It's a question they always have an answer to: religion, abortion, politics, sexuality, race...
You know, the really fun debates. The delicate and dangerous debates.
These are the debates that end Thanksgiving early. They stop budding friendships cold.
These are debates that people avoid because of deeply held convictions, emotions, and issues tied to personal identity.
I love these debates because they present an interesting rhetorical challenge. How do you engage the issue without emotions clouding the field?
The latest widespread incarnation of this kind of debate is the vaccination debate.
I'll admit, I've shied away from this one (for the most part) because my emotional response is right at the surface. With a nine-month-old at home, the measles outbreak in California makes this debate too raw for me to engage.
But that hasn't stopped me from reading many of the entries into the debate.
One important point that has been made is this: If you harshly condemn your opponent's view on an issue that reaches this deep, then you are going to push your opponent away from constructive debate.
And we know this.
If you don't know this, you're being willfully ignorant. So, stop it.
When you argue that someone is stupid because they can't see things your way, you have failed to engage in debate.
Worse yet, you have failed to understand your role in a debate.
If a person can't see your point of view, blaming them is not a solution, nor a victory, nor a strategy.
If a person can't see your point of view, blaming them is a failure with excuses.
If the constructive outcome to a debate means anything, then your primary task is to find a way reach your opponent - find a way to illustrate your point in terms they can accept.
You give up when you suggest that a person is too dense, obtuse, or stubborn to understand your point of view.
So I was pleased to read Paul Offit's op-ed in the New York Times today on religious objections to vaccination. He is firm about his stance, but he presents evidence that is clear and speaks with respect to his opponents. That clarity and respect is expressed best in two parts of his argument.
First, Offit's argument is based in his very relevant experiences during the 1991 measles outbreak in Philadelphia.

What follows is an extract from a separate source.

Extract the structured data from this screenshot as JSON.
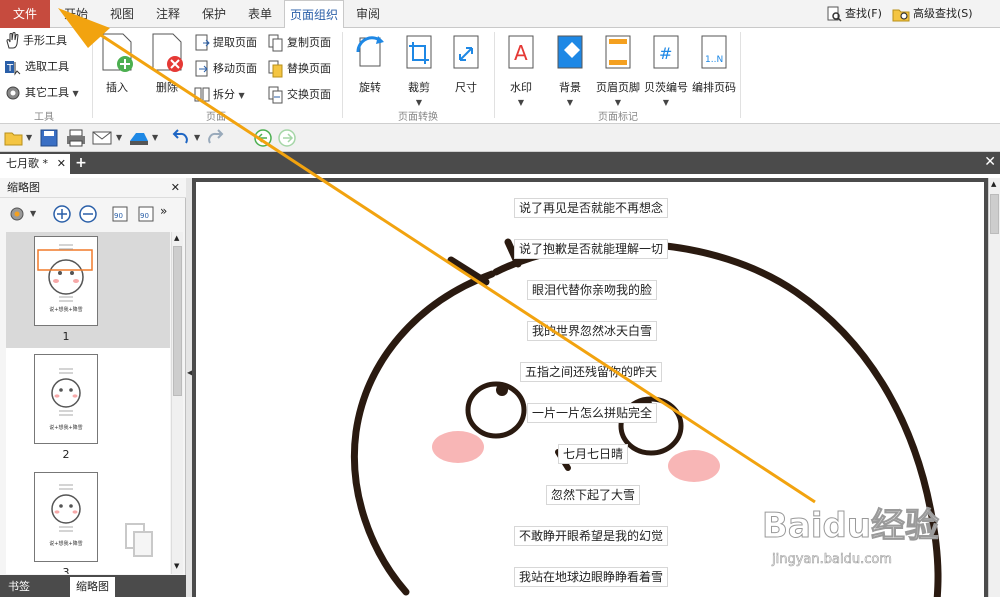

Between October 1990 and June 1991, more than 1,400 people living in Philadelphia were infected with measles, and nine children died. The epidemic started when, after returning from a trip to Spain, a teenager with a blotchy rash attended a rock concert at the Spectrum. By Nov. 29, 96 schoolchildren had been stricken with the illness; a week later, it was 124; by the end of December, the number had risen to 258, and the first child had died. The Centers for Disease Control and Prevention sent a team to determine whether the strain of measles was particularly virulent. It wasn’t. Investigators found that the deaths had nothing to do with the strain that was circulating and everything to do with the parents.Second, the argument is expressed in a way that acknowledges his opponents' beliefs.
It seems to me that if religion teaches us anything, it’s to care about our children, to keep them safe. Independent of whether one believes in Jesus, or that the four Gospels are an accurate account of what he said and did, you have to be impressed by the figure described. At the time of Jesus, around 4 B.C. to 30 A.D., child abuse was the “crying vice” of the Roman Empire. Infanticide and abandonment were common. Children were property, no different from slaves. But Jesus stood up for children. In Matthew 25:40, he said, “Verily, I say unto you, Inasmuch as ye have done it unto one of the least of my brethren ye have done it unto me” — a quote that could be emblazoned onto the entranceway of every children’s hospital in the world.I am not a religious person, but Gospel quotes like that one are what keep me from becoming anti-religious.
Offit is effectively asking people to consider what is at the core of their beliefs before considering the facts and settling on a conclusion.
It's a graceful yet very firm approach to an debate that requires this kind of skillful approach to argument.